Türkiye ekonomisinin öncelikleri neler olmalı?
Ekonominin çeşitli saldırılara maruz kaldığı 2016’nın verileri…
2017’de alınacak tedbirlere dair pusula niteliği taşıyor.
Gelen son verilerin işaret ettiği üzere…
Büyüme ve işsizlik Türkiye’nin başlıca ev ödevleri konumunda.
Birbirini tetikleme potansiyeli taşıyan bu ikilinin yanında…
Tırmanışa geçen enflasyonu da eklemekte fayda var!
Çünkü yüksek enflasyon büyümeyi baskıladığı gibi…
Özellikle işsizler ve dar gelirliler üzerinde…
Çok daha fazla tahribat yapabilmekte!
Büyümenin zayıflamasıysa istihdam artışını zora sokuyor.
TÜİK’in dün açıkladığı Ekim 2016 işsizlik verileri…
Bu bağlamda alarm veren nitelik taşıyor!
Çünkü…
Eylül, ekim ve kasım aylarını kapsayan üç aylık veri ortalaması…
Yüzde 11,8’lik işsizlik oranını karşımıza çıkardı!
2015’in aynı dönemine göre 1,3 puanlık bir artış söz konusu.
Eylül 2016’ya göre ise 0,5 puan yükselmiş işsizlik.
Neticede küresel kriz döneminden bu yana…

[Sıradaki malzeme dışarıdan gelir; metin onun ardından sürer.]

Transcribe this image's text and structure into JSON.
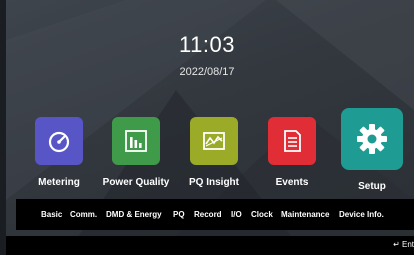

En yüksek işsizlik oranıyla karşılaşıyoruz.
Genç işsizlik oranının ise yüzde 21,2 seviyesine çıkması dikkat çekici!
2016’nın tamamına ait verilerin…
Bir miktar daha bozulma taşıması kuvvetle muhtemel.
Yıllık rakamlara ulaşmak üzere eklenecek aralık ayı da…
Çok iyimser bir tablo sergilemiyor çünkü!
Desteklerin önemi ve reformlar
Baz etkisini de dikkate alırsak…
Yılsonu itibarıyla yüzde 12 ve üzeri bir işsizlik oranıyla karşılaşmamız mümkün görünüyor.
Yani 2017’deki öncelikli meselemiz istihdamı artırıp işsizliği azaltmak olmalı!
Bu anlamda ekonomi yönetiminin açıkladığı destek paketlerinin kritik bir fonksiyonu söz konusu.
İstihdam artışını çok hızlandırmasa da…
SGK prim erteleme ve esnafa sıfır faizli kredi gibi destekler…
İşsizliğin hız kazanmasını engelleyecek bir mahiyet taşıyor!
Sorunun köklü çözümüyse büyümeyi hızlandıracak yapısal reformaları hayata geçmesi.
Bütçede zoru başardık
Zor bir yılın en güzel rakamı bütçe tarafından geldi.
Maliye Bakanı Naci Ağbal‘ın açıkladığı veriler…
2016 başındaki öngörülenin altında bir bütçe açığıyla yılı kapattığımızı gösteriyor.
Aralık ayında yüzde 24,2 ile aşırı artan giderlere rağmen…
Yıllık açık 29,3 milyar TL ile hedefin 430 milyon lira altında gerçekleşti.
Beklenmedik harcamaların fazla olduğu bir dönemde bütçe morali verense…
Vergi yapılandırmasıyla gelen 13,7 milyar TL’lik gelir oldu!
Neticede kritik bir gösterge olan bütçe açığının milli gelire oranı…
Tahmini olarak yüzde 1,1 gibi hayli olumlu bir seviyede gerçekleşecek.
Ayrıca faiz dışı fazlanın milli gelire oranı da…
Yüzde 0,8’le makul düzeyde bulunuyor!
Peki ya 2017?
Resmi öngörüler ve mevcut konjonktür…
Bütçenin bir miktar daha açılacağını gösteriyor.
Nasıl mı?
Orta Vadeli Program’da 2017’de bütçe açığının milli gelire oranının...
Yüzde 1,6 ile yükselişe geçeceği öngörülüyor.
Buna karşın faiz dışı fazlanın milli gelire oranı yüzde 0,4’le…
Yarıya düşme potansiyeli taşımakta.
Bir de hesaba teşvik kaynaklı gider artışını eklemekte fayda var!
Yine de bu yıl 2016’ya göre bütçe dengelerinde bir miktar bozulma olsa da…
Ekonomiyi fazlaca etkileyecek bir tablonun oluşması zor görünüyor.